How to Gauge the Success of Your Tools

Each company and category has its own needs for its tools, but Reinhardt believes that there is a general benchmark of success for each type of tool. “It can be tough to say generically across categories, so it’s helpful to have a general expectation,” he says. Here is his baseline for success for each tool:

  • Basic top of the funnel analytics: “For Google Analytics, it is knowing how much traffic you’re getting. You know which parts of your product landing pages are resonating, who in the ecosystem is talking about you and sending you traffic.”
  • Mid- to deep-funnel analytics: “For the event tracking tools, such as Mixpanel, Amplitude and Kissmetrics, you’re successful when you have a full funnel analysis for each major product work flow, so you know how likely a user will be to complete a major set of actions inside your product. You should be able to extract next steps on how to improve that process.”
  • Business-wide analytics: “For SQL BI analytics tools, such as Looker, Mode and Periscope, one should be able to build high-quality dashboards for every team, including the executive team and the board of directors.”
  • Diagnosis tools: “For chat tools, your product manager should feels as they're actually learning a lot. It’s a more qualitative assessment, so we institute a scale (1-10) to assess whether PMs find the tool helpful for building context about what customers need.”
  • Drip email: “For email tools, success is being able to capture a list in a funnel. You want to be able to bounce back and forth between Customer IO or Autopilot and a campaign, and see the conversion rate fluctuate in different parts of the funnel.”
  • Sales and support tools: “For tools such as Zendesk and Salesforce, success is your sales and support folks having complete context about a customer and giving them an exceptional level of service.”
  • Paid acquisition and attribution tools: “For paid acquisition or attribution tools, look to see if you’re actually acquiring customers through it and if you're able to measure how much it cost you to acquire each customer. Integrate this data with your analytics tool to see how much revenue that customer generated.”
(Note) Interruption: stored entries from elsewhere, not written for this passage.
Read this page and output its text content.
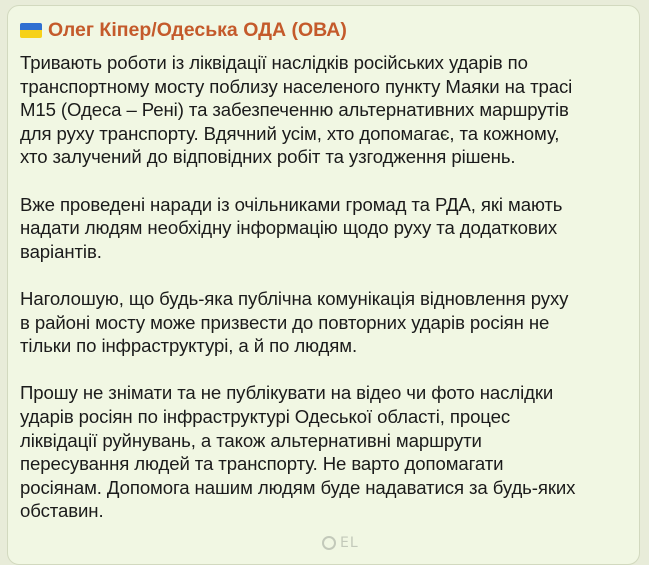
Олег Кіпер/Одеська ОДА (ОВА)

Тривають роботи із ліквідації наслідків російських ударів по
транспортному мосту поблизу населеного пункту Маяки на трасі
М15 (Одеса – Рені) та забезпеченню альтернативних маршрутів
для руху транспорту. Вдячний усім, хто допомагає, та кожному,
хто залучений до відповідних робіт та узгодження рішень.

Вже проведені наради із очільниками громад та РДА, які мають
надати людям необхідну інформацію щодо руху та додаткових
варіантів.

Наголошую, що будь-яка публічна комунікація відновлення руху
в районі мосту може призвести до повторних ударів росіян не
тільки по інфраструктурі, а й по людям.

Прошу не знімати та не публікувати на відео чи фото наслідки
ударів росіян по інфраструктурі Одеської області, процес
ліквідації руйнувань, а також альтернативні маршрути
пересування людей та транспорту. Не варто допомагати
росіянам. Допомога нашим людям буде надаватися за будь-яких
обставин.

EL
Your expectation for each of these tool categories is that they are instrumented with your data and deliver insights that change how you make decisions. “That could be making choices faster, in a more informed way, or more collaboratively with your team or customers. If you have a tool running the background, but you’re never looking at it, it’s not valuable.”

Success comes from implementing a tool, using it and making decisions with the data it’s serving up to you.
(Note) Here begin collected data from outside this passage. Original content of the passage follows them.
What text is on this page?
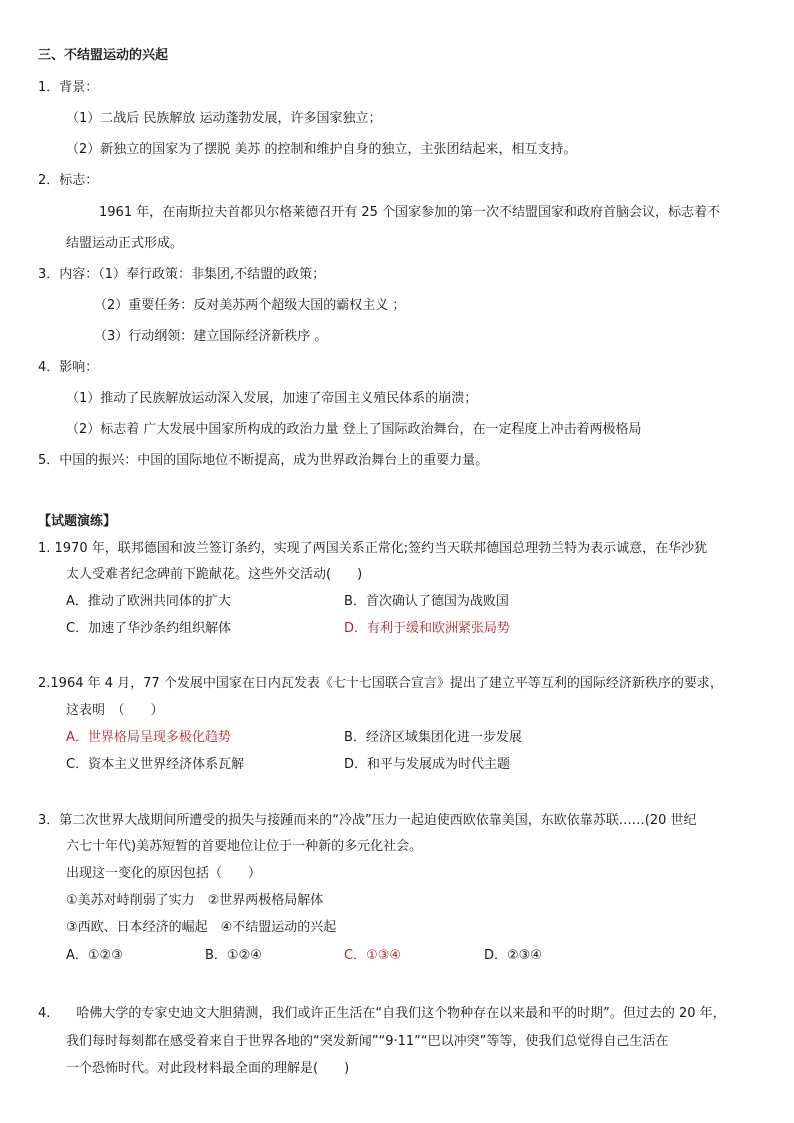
三、不结盟运动的兴起
1．背景：
（1）二战后 民族解放 运动蓬勃发展，许多国家独立；
（2）新独立的国家为了摆脱 美苏 的控制和维护自身的独立，主张团结起来，相互支持。
2．标志：
1961 年，在南斯拉夫首都贝尔格莱德召开有 25 个国家参加的第一次不结盟国家和政府首脑会议，标志着不
结盟运动正式形成。
3．内容：（1）奉行政策：非集团,不结盟的政策；
（2）重要任务：反对美苏两个超级大国的霸权主义 ；
（3）行动纲领：建立国际经济新秩序 。
4．影响：
（1）推动了民族解放运动深入发展，加速了帝国主义殖民体系的崩溃；
（2）标志着 广大发展中国家所构成的政治力量 登上了国际政治舞台，在一定程度上冲击着两极格局
5．中国的振兴：中国的国际地位不断提高，成为世界政治舞台上的重要力量。
【试题演练】
1. 1970 年，联邦德国和波兰签订条约，实现了两国关系正常化;签约当天联邦德国总理勃兰特为表示诚意，在华沙犹
太人受难者纪念碑前下跪献花。这些外交活动(　　)
A．推动了欧洲共同体的扩大	B．首次确认了德国为战败国
C．加速了华沙条约组织解体	D．有利于缓和欧洲紧张局势
2.1964 年 4 月，77 个发展中国家在日内瓦发表《七十七国联合宣言》提出了建立平等互利的国际经济新秩序的要求，
这表明　（　　）
A．世界格局呈现多极化趋势	B．经济区域集团化进一步发展
C．资本主义世界经济体系瓦解	D．和平与发展成为时代主题
3．第二次世界大战期间所遭受的损失与接踵而来的“冷战”压力一起迫使西欧依靠美国，东欧依靠苏联……(20 世纪
六七十年代)美苏短暂的首要地位让位于一种新的多元化社会。
出现这一变化的原因包括（　　）
①美苏对峙削弱了实力　②世界两极格局解体
③西欧、日本经济的崛起　④不结盟运动的兴起
A．①②③	B．①②④	C．①③④	D．②③④
4.　　哈佛大学的专家史迪文大胆猜测，我们或许正生活在“自我们这个物种存在以来最和平的时期”。但过去的 20 年，
我们每时每刻都在感受着来自于世界各地的“突发新闻”“9·11”“巴以冲突”等等，使我们总觉得自己生活在
一个恐怖时代。对此段材料最全面的理解是(　　)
It’s enough of a challenge to structure and disentangle data; there’s no reason to have the same complications with the tools you use to manage it. Use Reinhardt’s eight categories of customer data tools not only as a taxonomy, but also as a timeline to follow as your startup scales its operation and its data set. In most cases, default to experimenting with and buying your tools, which is a more holistic, cost-effective approach when startup resources and runways vacillate. Seek an equilibrium between tools that measure quantitative and qualitative outputs, and ensure they meet a predetermined, baseline mark of success for each type of tool.
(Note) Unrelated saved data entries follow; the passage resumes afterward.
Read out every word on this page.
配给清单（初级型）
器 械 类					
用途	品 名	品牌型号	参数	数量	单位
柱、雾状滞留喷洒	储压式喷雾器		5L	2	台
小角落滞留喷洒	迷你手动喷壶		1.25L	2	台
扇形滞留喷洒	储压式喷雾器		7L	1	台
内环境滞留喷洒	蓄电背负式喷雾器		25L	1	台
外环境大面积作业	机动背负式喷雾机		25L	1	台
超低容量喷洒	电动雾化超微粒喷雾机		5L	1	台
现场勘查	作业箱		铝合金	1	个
“There’s a reason why customer data becomes a mess. It’s because customer data is valuable to so many parties. Each team — sales, marketing, product, design, the executive team, you name it — needs access to more and more data to do their job well,” says Reinhardt. “The truth is, that unlike many other contested resources, data has the potential to be used by all its suitors completely and simultaneously, if organized correctly. The key is to create a data repository that allows each tool to share one complete version of the data, which, when routed to each team’s tools, seems to have been collected especially for their purpose. That’s the magic.”